Diante disso, concebe-se nesta investigação um princípio tanto formador como prático, que leva a compreendê-la como reconstrução de conhecimento articulada com uma prática reflexiva na ação e sobre a ação. Igualmente, são apresentados no presente estudo novos saberes que adentram-se à formação de professores na área de Ciências Naturais, com contributos ao ensino de matriz energética na educação CTS, problematizado na esfera do atual modelo de produção e consumo, muitas vezes deixado de lado nas pesquisas.

Nessa perspectiva, uma primeira contribuição da pesquisa consiste em sinalizar para a constituição de um marco conceitual crítico e transformador para a educação CTS, tão ambicionado no contexto latino-americano, particularmente no brasileiro. Semelhantemente, a exaustiva e consistente análise das concepções críticas/reducionistas de inter-relações CTS presentes nos dados empíricos corrobora, sobremaneira, para aprofundar a compreensão sobre

as categorias denominadas de mitos da superioridade do modelo de decisões tecnocráticas, da perspectiva salvacionista/redentora atribuída à CT e do determinismo tecnológico.
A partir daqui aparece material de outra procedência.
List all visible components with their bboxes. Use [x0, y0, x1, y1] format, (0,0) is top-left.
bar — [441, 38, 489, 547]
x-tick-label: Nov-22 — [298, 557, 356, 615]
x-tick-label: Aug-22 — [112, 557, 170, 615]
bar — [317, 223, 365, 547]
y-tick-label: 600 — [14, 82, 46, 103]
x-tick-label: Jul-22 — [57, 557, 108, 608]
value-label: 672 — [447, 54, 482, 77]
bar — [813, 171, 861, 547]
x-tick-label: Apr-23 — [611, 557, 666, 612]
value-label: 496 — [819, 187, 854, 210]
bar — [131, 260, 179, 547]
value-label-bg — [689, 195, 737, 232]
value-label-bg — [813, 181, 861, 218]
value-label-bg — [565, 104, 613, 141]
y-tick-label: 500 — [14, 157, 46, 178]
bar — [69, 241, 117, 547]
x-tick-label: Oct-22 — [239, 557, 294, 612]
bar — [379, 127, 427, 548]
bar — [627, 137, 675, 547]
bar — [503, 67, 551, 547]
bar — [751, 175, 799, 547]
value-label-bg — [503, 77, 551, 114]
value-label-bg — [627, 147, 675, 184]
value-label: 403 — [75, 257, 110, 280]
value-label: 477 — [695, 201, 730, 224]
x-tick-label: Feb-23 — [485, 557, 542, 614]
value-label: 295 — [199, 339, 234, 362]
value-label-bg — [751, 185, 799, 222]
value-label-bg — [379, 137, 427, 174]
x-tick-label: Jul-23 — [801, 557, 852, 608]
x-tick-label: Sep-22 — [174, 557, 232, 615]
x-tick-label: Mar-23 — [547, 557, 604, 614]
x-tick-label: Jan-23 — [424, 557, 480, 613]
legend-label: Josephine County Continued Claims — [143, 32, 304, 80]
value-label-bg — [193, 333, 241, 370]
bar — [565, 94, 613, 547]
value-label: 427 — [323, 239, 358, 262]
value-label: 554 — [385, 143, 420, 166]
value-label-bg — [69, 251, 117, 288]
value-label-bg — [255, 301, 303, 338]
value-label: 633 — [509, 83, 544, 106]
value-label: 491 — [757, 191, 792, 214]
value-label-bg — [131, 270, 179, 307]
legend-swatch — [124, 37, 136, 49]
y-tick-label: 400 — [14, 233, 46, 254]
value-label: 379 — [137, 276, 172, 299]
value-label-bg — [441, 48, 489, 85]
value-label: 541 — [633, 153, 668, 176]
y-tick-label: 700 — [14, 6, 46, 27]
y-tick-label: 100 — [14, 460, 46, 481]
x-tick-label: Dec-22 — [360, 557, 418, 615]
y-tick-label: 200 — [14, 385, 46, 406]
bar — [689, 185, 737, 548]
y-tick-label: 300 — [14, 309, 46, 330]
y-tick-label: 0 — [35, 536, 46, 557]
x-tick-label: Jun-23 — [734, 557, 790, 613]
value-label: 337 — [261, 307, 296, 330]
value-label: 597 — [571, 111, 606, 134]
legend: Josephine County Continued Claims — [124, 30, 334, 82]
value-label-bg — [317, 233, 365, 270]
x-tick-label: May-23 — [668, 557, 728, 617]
É pertinente salientar que, nos últimos 15 anos em que essas são objetos de discussão, têm ocorrido interpretações bem distintas dos pressupostos que as originaram.

Algumas análises têm apontado, por exemplo, que essas três dimensões estejam marcadas por uma posição anti Ciência-Tecnologia. Deveras, o que ocorre é a problematização do atual desenvolvimento científico-tecnológico, considerando este estar a serviço de um modelo econômico insustentável. Ou seja, um direcionamento, uma agenda de pesquisa capturada por algumas transnacionais. Porém, sinalizar um outro modelo de ciência, de tecnologia e de sociedade, é algo muito distinto de uma posição anti Ciência-Tecnologia.

Por fim, embora este estudo aponta elementos importantes para a discussão das três primeiras categorias, é na quarta categoria que focaliza uma das dimensões do denominado modelo linear de progresso, ou seja, o mito do crescimento econômico ilimitado, que encontra-se um dos principais avanços da pesquisa, assumindo um caráter bastante inédito, ainda não submetido à crítica, a um exame mais amplo na academia.